Tue Jun 12 19:40:32 UTC 2012

On Tue, Jun 12, 2012 at 2:36 PM, Aram Hăvărneanu
<aram.havarneanu at canonical.com> wrote:
> The internals of the state package are modeled after Zookeeper, for
> example the whole topology node business. This is costing us some
> complexity. If we do things slightly differently, for example if state
> uses MongoDB directly, we might reduce that complexity and we would not
> need another complex layer doing translation. Zookeeper forces us to

Agreed, and to be clear, it was always the intention to benefit from
the MongoDB properties and query language more widely, rather than
just using it as a zk layer. The plan of having a zk-layer-on-mongo
was to make the transition simpler. If doing the whole step at once is
looking simpler in practice, we attempt a plan to have that happening.

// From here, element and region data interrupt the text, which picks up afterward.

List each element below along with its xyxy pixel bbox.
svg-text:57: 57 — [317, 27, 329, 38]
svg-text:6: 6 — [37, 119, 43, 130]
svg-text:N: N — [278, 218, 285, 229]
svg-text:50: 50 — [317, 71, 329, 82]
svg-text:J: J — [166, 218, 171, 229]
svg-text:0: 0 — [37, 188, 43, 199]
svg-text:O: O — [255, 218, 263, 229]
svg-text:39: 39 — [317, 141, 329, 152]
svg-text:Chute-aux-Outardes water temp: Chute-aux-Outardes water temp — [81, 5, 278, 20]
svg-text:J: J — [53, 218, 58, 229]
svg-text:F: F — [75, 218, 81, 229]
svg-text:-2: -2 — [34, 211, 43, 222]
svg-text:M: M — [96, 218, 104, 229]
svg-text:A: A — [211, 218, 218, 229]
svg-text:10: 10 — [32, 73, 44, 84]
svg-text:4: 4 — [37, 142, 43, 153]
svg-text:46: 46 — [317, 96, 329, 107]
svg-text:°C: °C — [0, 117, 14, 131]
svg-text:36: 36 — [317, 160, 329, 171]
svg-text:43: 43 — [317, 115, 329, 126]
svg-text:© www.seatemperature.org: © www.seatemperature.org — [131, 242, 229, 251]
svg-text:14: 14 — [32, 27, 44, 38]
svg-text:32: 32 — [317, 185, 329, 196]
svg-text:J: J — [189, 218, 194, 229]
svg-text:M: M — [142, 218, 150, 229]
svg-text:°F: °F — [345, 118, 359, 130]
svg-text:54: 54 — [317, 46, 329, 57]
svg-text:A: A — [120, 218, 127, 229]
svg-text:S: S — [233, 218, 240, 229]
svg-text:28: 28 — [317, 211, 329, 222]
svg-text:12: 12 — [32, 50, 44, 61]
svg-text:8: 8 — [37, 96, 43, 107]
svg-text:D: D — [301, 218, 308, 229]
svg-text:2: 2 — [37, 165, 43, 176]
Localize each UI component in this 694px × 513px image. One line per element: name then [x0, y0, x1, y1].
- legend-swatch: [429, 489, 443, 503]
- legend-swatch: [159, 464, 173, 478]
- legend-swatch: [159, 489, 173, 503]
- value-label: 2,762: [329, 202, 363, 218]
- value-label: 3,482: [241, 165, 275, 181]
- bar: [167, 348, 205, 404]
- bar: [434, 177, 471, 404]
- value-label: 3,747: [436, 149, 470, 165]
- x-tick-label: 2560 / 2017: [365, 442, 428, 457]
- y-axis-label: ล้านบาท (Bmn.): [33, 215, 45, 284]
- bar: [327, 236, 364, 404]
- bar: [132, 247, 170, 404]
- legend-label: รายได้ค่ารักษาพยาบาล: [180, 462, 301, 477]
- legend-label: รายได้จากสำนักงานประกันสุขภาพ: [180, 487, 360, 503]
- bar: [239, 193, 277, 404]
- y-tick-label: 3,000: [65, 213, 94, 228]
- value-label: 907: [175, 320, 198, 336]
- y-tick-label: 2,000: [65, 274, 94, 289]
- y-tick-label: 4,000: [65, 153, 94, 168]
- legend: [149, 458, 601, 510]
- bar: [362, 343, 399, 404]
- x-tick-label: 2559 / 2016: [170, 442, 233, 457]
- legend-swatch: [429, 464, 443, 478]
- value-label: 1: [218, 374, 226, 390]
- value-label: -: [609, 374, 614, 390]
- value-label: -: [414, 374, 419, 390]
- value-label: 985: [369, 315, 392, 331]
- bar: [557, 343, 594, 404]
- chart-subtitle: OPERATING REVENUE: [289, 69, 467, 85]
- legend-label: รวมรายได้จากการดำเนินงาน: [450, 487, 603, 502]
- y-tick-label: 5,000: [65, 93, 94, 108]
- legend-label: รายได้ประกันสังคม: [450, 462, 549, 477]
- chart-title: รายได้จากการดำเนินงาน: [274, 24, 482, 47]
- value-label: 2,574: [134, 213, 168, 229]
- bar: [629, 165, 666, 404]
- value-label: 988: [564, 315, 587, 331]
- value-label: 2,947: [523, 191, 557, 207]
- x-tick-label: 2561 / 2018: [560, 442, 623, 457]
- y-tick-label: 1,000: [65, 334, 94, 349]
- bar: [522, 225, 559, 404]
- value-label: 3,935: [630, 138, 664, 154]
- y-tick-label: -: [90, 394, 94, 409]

> manage the topology manually, but if we chose the data types right, we
> could make MongoDB do all this bookkeeping for free. No need to maintain
> the topology when MongoDB could construct it on demand by simple queries.

That sounds great. I suggest not even having a topology in the first
place. That double-layer in the state package is an artifact of
mapping a filesystem-based model onto an object model, which is less
of an issue with MongoDB.

> I have studied the state package today and I believe a transition to
> the MongoDB API would make it significantly less complex. The functions
> exported by the package map well to MongoDB operations, whereas now the
> high level exported functions dive into internal stuff that does redundant
> namespace manipulation that would need to be undone by mgokeeper.
>
> I have not yet come with MongoDB schemas for the state data, mainly
> because it's foreign code to me. I need to code some prototype code and
> see how it feels before I can come with something sensible, but I am
> open to suggestions on how to organize the types.

I suggest the following: let's add a new experimental mstate package
in the project, and start porting code over from the state package
onto it. The documentation, the public API, and the tests for the
public API should remain unchanged between both packages. We have
internal tests (for topology, mainly) that will be dropped, though.

This allows the experiment to move forward in an integrated way
without disturbing the main code path, and in a way that everybody has
visibility and can comment on the process and progress.

How does that sound to everybody?

gustavo @ http://niemeyer.net